On 21.10.15 18:14, Rick Moen wrote:
> Quoting Trent W. Buck ([email protected]):
> 
> > If you have systemd, and you don't need to be an NTP *server*,
> > consider "systemctl enable systemd-timesyncd" instead.
> > This is installed but off by default in Debian 8;
> > AIUI it will be the default in Debian 9.
> 
> *cough*  Yes, stretch does indeed have this enabled by default.  On new
> systems, I'm inclining towards openntpd, http://www.openntpd.org/ .  

Any specific reason for preferring it over the Debian ntp package?
(I guess familiarity is often a biggie.)

> Of course, this is for the use-case of wanting to have a functional
> ongoing ntp daemon, not just a Microsoft-style SNTP client with no error
> checking, authentication, no tracking of jitter or delay, no ability to
> consult more than one NTP server, and no precaution against adjusting
> the time jumps backwards, which is what systemd-timesyncd is.

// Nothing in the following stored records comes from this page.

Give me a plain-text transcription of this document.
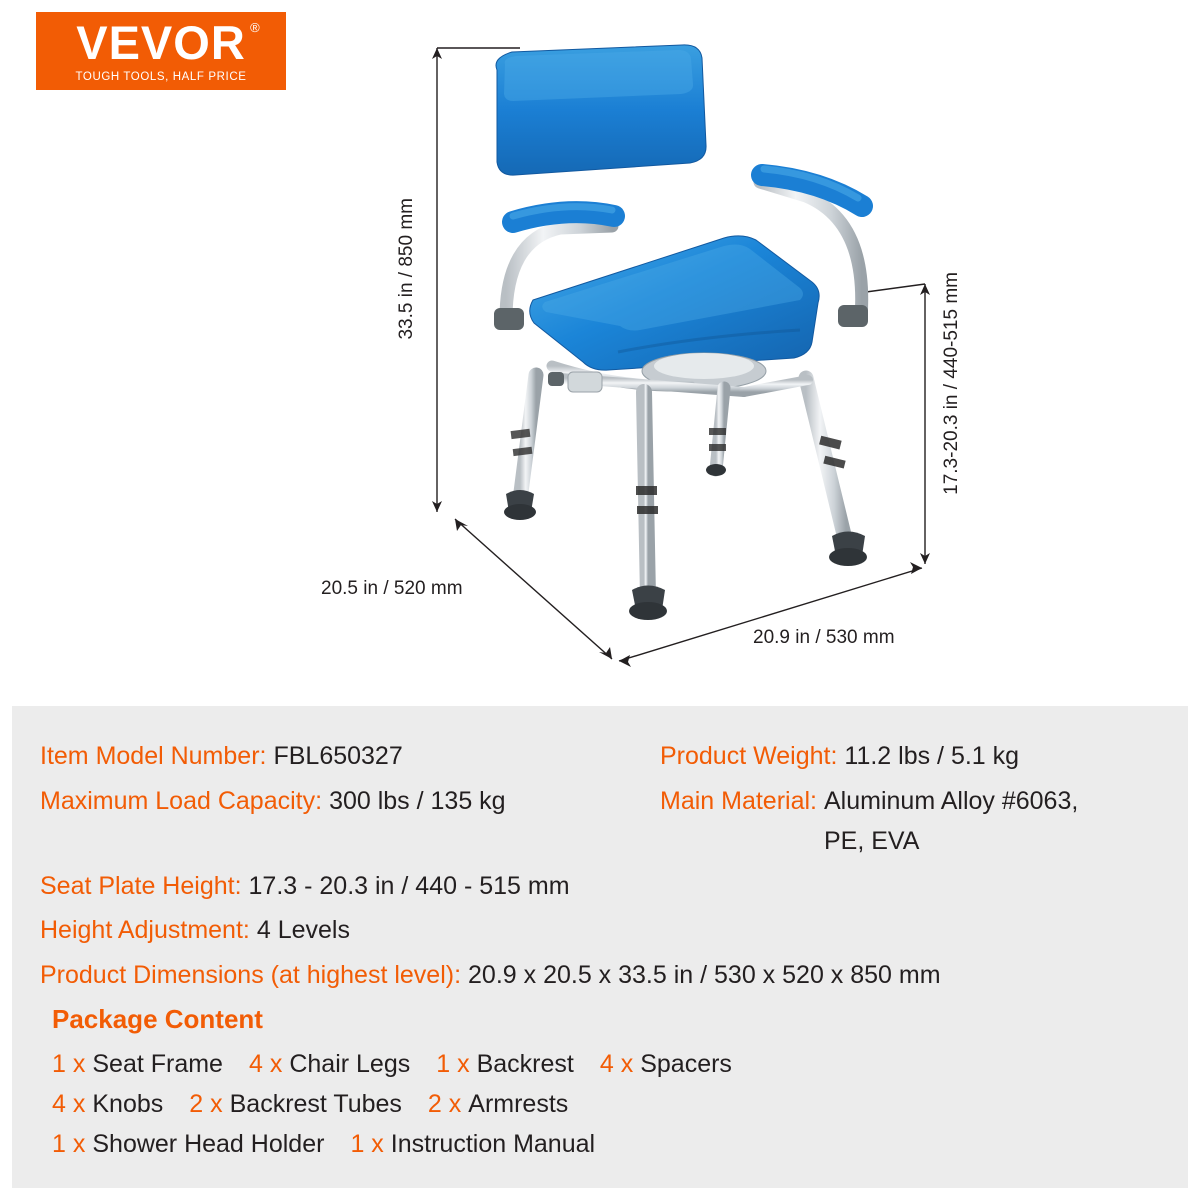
VEVOR ®
TOUGH TOOLS, HALF PRICE
33.5 in / 850 mm
17.3-20.3 in / 440-515 mm
20.5 in / 520 mm
20.9 in / 530 mm
Item Model Number: FBL650327	Product Weight: 11.2 lbs / 5.1 kg
Maximum Load Capacity: 300 lbs / 135 kg	Main Material: Aluminum Alloy #6063, PE, EVA
Seat Plate Height: 17.3 - 20.3 in / 440 - 515 mm
Height Adjustment: 4 Levels
Product Dimensions (at highest level): 20.9 x 20.5 x 33.5 in / 530 x 520 x 850 mm
Package Content
1 x Seat Frame 4 x Chair Legs 1 x Backrest 4 x Spacers
4 x Knobs 2 x Backrest Tubes 2 x Armrests
1 x Shower Head Holder 1 x Instruction Manual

But ... but ... it wouldn't be Fully-Lennarted Systemdix without being
M$-monolithic and M$-degenerate, would it?

> One nice thing, if you have a real ntpd running (ISC's or OpenBSD
> Foundation's or Chrony), then systemd-timesyncd quits gracefully (on
> systems where I've tested this, at least).

One nice thing, IIUC, is that we can still chuck systemd out, in
favour of real discrete daemons, on install?

> And I personally feel much better running a real NTP implementation even
> on laptops.

After removing networking start from the startup scripts, in favour of
manual networking start, for the few occasions when one is tethered?